The consequence of thinning should be a uniform distribution of branches along with each limb, rather than clustering at the ends. Remove some of the branches from the canopy's border, not the interior.

It's important to avoid the lion tailing effect, which is generated by cutting an excessive amount of internal laterals and foliage.

Sunburned bark tissue, water sprouts, reduced branch taper, weakening branch structure, and breaking may happen as foliar weight is displaced to the ends of the branches.

Raising

Removing lower branches back to the trunk to elevate the crown of a tree or shrub. Crown raising is often done to provide clearance for pedestrians, cars, or anything else that might be under the tree.

Crown raising causes minimum tree damage if the following conditions are met:

Removed limbs are not too large (recommended cut diameter is less than two to four inches)

Only a few branches are removed at a time, and 

Several branches are not removed from the same location.

Reduction

It is used to lower the size of a tree, usually to make room for utility lines. 

Pruning back the leaders and branch terminals to lateral branches large enough to assume the terminal functions is the greatest way to reduce a tree's height or spread (at least one-third the diameter of the cut stem). 

Reduction, as opposed to topping, aids in the preservation of the tree's form and structural integrity.

Trees that need their height decreased can have their crowns reduced by a specialist. Preventing the problem from happening by considering the mature height of trees before planting is the best solution. 

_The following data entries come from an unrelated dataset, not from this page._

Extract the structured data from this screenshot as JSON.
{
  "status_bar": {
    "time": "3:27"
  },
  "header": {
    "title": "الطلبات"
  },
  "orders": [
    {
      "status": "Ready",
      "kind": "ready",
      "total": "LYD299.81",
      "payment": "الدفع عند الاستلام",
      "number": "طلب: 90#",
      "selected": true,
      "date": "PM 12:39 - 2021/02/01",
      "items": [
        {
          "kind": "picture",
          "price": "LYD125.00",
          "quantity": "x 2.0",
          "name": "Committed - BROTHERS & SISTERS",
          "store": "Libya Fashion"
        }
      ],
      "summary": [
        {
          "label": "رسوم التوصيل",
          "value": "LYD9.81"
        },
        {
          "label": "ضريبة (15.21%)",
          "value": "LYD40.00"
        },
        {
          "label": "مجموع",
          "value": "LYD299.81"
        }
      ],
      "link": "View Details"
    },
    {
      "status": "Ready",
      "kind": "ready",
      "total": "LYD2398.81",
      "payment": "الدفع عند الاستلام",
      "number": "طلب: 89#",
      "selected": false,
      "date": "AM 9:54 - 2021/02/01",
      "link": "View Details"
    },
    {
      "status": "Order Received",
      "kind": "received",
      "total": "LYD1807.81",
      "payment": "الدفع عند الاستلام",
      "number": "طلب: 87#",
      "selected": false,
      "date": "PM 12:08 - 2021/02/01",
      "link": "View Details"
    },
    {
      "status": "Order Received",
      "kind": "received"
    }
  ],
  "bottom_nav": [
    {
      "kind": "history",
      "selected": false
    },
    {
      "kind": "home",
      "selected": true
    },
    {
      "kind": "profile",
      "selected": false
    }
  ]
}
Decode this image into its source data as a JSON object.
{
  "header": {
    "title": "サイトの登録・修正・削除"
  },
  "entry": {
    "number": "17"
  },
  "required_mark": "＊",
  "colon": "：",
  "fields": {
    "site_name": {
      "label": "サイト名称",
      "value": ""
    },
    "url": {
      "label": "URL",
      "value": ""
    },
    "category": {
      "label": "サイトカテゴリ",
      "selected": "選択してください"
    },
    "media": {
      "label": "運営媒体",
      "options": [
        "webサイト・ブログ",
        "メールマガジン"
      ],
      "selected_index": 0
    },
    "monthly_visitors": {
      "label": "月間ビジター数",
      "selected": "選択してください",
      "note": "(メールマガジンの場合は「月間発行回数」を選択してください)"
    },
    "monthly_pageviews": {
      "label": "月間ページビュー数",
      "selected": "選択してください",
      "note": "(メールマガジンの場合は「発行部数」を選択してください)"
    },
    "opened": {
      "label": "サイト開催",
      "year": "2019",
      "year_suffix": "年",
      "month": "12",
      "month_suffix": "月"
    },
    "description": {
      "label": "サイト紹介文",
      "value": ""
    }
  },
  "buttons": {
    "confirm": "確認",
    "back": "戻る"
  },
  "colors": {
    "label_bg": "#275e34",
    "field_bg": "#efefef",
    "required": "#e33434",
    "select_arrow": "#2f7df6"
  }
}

The good news is that if your tree has been topped, an arborist can recover it through a process called ‘crown restoration’. 

Topping

This is the process of removing the top half of a tree to improve the view or prevent the tree from growing towards power wires. 

For a variety of reasons, this form of trimming should never be done: It exposes the tree's top to sunburn and insect infestations, while the new branches that come back have a weak connection to the tree and are more likely to break (and are hazardous). 

In an attempt to replace the lost foliage, topping causes the tree to grow faster, creating a vicious cycle.

Heading Back

Reducing outward growth by pruning back branches up to half their length. Shrubs are pruned in this way to minimize their size while maintaining their original shape. 

Long, overhanging branches of trees are also trimmed back to minimize weight at the ends and keep them from colliding with buildings or other structures.

Root Prune

When roots cause difficulties with foundations, sidewalks, or walls due to cracks or elevating, they are clipped, and a root barrier is sometimes installed.

This work should be done by a trained arborist because removing too many roots will destroy your tree.

Root damage from excavation and improper root pruning can do a lot of damage to a tree, affecting its health and/or structural stability. Prior to cutting any roots, a tree risk assessment should be undertaken, and other procedures, such as digging under the roots, should be examined.

Following root trimming, tree health and soil moisture should be evaluated on a regular basis. Root pruning should not be done just before or during a drought unless the tree will be irrigated adequately. 

If there isn't enough rain, irrigation should be applied before and after root trimming.

Shearing

Hedge trimmers are used to remove a percentage of the outer growth from shrubs during this sort of pruning. It's frequently used to make formal hedges and topiary shapes. 

Shrubs and bushes are commonly used in landscapes due to their ability to be sheared into appealing shapes. 

Some tiny tree species, particularly evergreen kinds, can be trained and sheared into a habit that makes them behave more like shrubs.

Shearing, like trimming and pruning, can be overdone. Shearing is the process of regularly removing the plant's outermost growth. 

It is necessary to trim and prune specimens that are frequently shorn on a regular basis in order to keep them healthy.

Structural Pruning

This style of pruning is frequently done on young trees, and it concentrates on building a strong form by picking branches that will give the tree an attractive shape as well as the ability to endure windy conditions. 

Branches that grow in the incorrect direction or have a weak connection to the trunk are pruned away.